As the hot, dry summer grows longer, Jordan’s main dams are now at levels below 15% and officials fear the consequences if the wet season is further delayed. Omar Salameh, a spokesperson for the Water Ministry of Jordan, said in a statement to Arab News: “This is unprecedented. Never in the history of Jordan has such a percentage been recorded.” The government official attributed the water scarcity crisis not just to a very long, hot and dry Summer and an overall very dry last two years, but also to high water consumption both in households and for irrigation.
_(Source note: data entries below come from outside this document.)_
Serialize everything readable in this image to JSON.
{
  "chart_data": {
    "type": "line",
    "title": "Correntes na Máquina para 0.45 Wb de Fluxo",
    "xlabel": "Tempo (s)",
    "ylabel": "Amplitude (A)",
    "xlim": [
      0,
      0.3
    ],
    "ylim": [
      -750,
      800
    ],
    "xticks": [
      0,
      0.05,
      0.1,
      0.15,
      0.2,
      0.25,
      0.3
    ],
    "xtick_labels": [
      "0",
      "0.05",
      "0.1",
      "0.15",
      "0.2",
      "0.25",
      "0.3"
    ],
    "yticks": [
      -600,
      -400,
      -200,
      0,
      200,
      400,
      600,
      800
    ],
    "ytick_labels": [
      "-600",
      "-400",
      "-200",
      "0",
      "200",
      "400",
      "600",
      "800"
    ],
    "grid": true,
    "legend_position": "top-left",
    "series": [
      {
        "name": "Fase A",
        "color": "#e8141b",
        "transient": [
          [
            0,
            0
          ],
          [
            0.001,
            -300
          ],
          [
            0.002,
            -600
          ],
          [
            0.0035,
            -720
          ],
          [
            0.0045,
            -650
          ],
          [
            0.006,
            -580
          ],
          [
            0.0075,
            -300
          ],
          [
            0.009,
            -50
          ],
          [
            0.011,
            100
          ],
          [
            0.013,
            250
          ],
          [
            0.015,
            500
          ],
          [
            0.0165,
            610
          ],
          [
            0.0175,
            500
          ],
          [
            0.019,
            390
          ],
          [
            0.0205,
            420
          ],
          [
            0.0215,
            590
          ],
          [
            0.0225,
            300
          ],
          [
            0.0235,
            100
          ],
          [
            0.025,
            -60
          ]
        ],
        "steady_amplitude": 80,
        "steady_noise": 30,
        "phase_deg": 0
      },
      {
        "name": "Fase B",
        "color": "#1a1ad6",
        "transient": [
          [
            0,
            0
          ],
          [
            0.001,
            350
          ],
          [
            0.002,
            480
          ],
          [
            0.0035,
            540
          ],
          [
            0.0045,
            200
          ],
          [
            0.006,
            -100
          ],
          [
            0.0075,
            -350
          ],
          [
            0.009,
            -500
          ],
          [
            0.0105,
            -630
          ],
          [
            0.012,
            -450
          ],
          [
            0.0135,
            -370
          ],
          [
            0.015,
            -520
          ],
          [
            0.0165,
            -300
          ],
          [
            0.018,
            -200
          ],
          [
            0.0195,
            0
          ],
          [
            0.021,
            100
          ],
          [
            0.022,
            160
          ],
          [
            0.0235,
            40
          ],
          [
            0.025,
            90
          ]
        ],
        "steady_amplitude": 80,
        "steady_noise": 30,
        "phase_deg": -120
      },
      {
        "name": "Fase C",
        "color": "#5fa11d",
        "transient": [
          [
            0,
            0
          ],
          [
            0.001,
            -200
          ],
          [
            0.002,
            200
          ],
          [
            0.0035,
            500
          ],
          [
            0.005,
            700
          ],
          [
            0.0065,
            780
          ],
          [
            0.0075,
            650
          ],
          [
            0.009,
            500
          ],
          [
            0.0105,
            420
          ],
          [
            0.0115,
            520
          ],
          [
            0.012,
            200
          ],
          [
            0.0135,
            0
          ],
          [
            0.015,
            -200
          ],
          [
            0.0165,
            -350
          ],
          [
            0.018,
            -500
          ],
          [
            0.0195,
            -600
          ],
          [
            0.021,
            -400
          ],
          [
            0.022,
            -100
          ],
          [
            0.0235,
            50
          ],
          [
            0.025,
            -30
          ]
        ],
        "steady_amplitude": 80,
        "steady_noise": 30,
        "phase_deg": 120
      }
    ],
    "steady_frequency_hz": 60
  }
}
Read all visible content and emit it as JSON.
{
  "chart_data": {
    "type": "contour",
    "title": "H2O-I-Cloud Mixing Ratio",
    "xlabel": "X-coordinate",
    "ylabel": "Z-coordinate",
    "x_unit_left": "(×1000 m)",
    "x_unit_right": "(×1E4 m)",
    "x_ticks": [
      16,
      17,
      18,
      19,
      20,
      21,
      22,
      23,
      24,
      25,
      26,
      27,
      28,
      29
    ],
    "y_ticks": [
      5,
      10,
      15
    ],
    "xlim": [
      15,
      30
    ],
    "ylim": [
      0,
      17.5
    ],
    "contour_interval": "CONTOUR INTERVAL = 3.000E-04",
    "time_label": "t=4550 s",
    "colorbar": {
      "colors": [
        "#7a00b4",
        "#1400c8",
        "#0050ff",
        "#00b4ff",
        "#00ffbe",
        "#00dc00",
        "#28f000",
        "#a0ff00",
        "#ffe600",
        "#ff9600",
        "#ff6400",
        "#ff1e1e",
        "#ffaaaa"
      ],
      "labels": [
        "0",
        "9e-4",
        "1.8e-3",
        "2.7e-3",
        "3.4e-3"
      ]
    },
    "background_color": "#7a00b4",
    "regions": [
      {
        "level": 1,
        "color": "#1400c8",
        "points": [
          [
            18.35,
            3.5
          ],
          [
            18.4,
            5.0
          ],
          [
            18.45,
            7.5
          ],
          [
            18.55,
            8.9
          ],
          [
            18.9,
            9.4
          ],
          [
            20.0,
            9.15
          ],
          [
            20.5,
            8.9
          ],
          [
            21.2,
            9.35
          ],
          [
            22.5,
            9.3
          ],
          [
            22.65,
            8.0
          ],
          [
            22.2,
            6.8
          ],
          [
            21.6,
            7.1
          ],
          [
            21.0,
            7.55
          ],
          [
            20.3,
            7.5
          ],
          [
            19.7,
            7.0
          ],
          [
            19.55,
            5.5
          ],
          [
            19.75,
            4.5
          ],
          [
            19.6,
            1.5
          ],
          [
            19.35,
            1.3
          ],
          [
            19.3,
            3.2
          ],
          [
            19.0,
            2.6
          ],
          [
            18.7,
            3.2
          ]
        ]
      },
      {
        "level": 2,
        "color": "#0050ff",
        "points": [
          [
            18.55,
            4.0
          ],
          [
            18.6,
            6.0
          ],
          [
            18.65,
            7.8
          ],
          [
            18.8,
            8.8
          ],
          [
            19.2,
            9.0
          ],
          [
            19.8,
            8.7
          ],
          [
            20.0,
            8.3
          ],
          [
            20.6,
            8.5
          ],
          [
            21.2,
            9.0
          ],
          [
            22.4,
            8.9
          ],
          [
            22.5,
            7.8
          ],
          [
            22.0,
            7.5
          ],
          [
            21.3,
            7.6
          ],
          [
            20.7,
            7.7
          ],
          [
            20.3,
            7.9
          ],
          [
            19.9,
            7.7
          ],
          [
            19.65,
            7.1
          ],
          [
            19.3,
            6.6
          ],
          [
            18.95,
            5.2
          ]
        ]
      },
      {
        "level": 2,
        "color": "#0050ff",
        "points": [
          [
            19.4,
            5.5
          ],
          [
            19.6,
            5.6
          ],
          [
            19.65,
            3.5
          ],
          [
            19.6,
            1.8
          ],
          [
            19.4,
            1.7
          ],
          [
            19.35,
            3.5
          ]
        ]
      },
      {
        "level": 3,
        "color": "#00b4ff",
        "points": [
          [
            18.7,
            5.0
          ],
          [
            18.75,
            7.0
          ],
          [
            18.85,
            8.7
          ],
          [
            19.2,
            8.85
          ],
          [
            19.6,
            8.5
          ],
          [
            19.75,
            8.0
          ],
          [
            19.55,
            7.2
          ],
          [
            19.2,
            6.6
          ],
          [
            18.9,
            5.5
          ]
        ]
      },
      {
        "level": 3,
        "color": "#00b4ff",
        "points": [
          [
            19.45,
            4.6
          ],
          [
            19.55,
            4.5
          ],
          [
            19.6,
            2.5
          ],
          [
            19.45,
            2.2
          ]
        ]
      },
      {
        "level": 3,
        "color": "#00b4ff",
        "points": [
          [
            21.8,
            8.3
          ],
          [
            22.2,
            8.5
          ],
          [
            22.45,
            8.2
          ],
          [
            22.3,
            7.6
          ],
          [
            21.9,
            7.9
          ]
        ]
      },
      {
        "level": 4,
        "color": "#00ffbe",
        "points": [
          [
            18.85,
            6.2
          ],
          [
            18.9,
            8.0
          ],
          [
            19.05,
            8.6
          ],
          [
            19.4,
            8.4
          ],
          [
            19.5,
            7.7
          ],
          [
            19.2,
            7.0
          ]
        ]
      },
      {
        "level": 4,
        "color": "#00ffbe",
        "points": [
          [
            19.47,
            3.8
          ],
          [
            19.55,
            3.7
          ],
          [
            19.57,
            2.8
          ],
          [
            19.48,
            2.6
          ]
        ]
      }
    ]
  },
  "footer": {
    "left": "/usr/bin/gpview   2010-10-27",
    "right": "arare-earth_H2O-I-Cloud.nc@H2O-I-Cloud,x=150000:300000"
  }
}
According to Salameh, the country’s water reserves now sit at 43 million cubic metres. The combined capacity of Jordan’s 14 major dams is 336.4 million cubic meters. Under an existing agreement, Jordan had requested 30 million cubic metres of water from Syria but the request was refused by Syrian authorities which invoked their own irrigation needs and the instability in their southern territory.
The two countries signed the Yarmouk Water Agreement in 1987 under which the Al-Wehda dam would be built on the country’s border with Syria getting 75% of the generated electricity and Jordan getting full control over the water. However, Jordan has been accusing Syria of building reservoirs and implementing large agricultural projects which have been using up most of the water.
The Aqaba-Amman Water Desalination and Conveyance National Project, which promised to grant the country water stability until 2040, was announced in 2020, but the Jordanian government is still trying to secure funding to implement the project.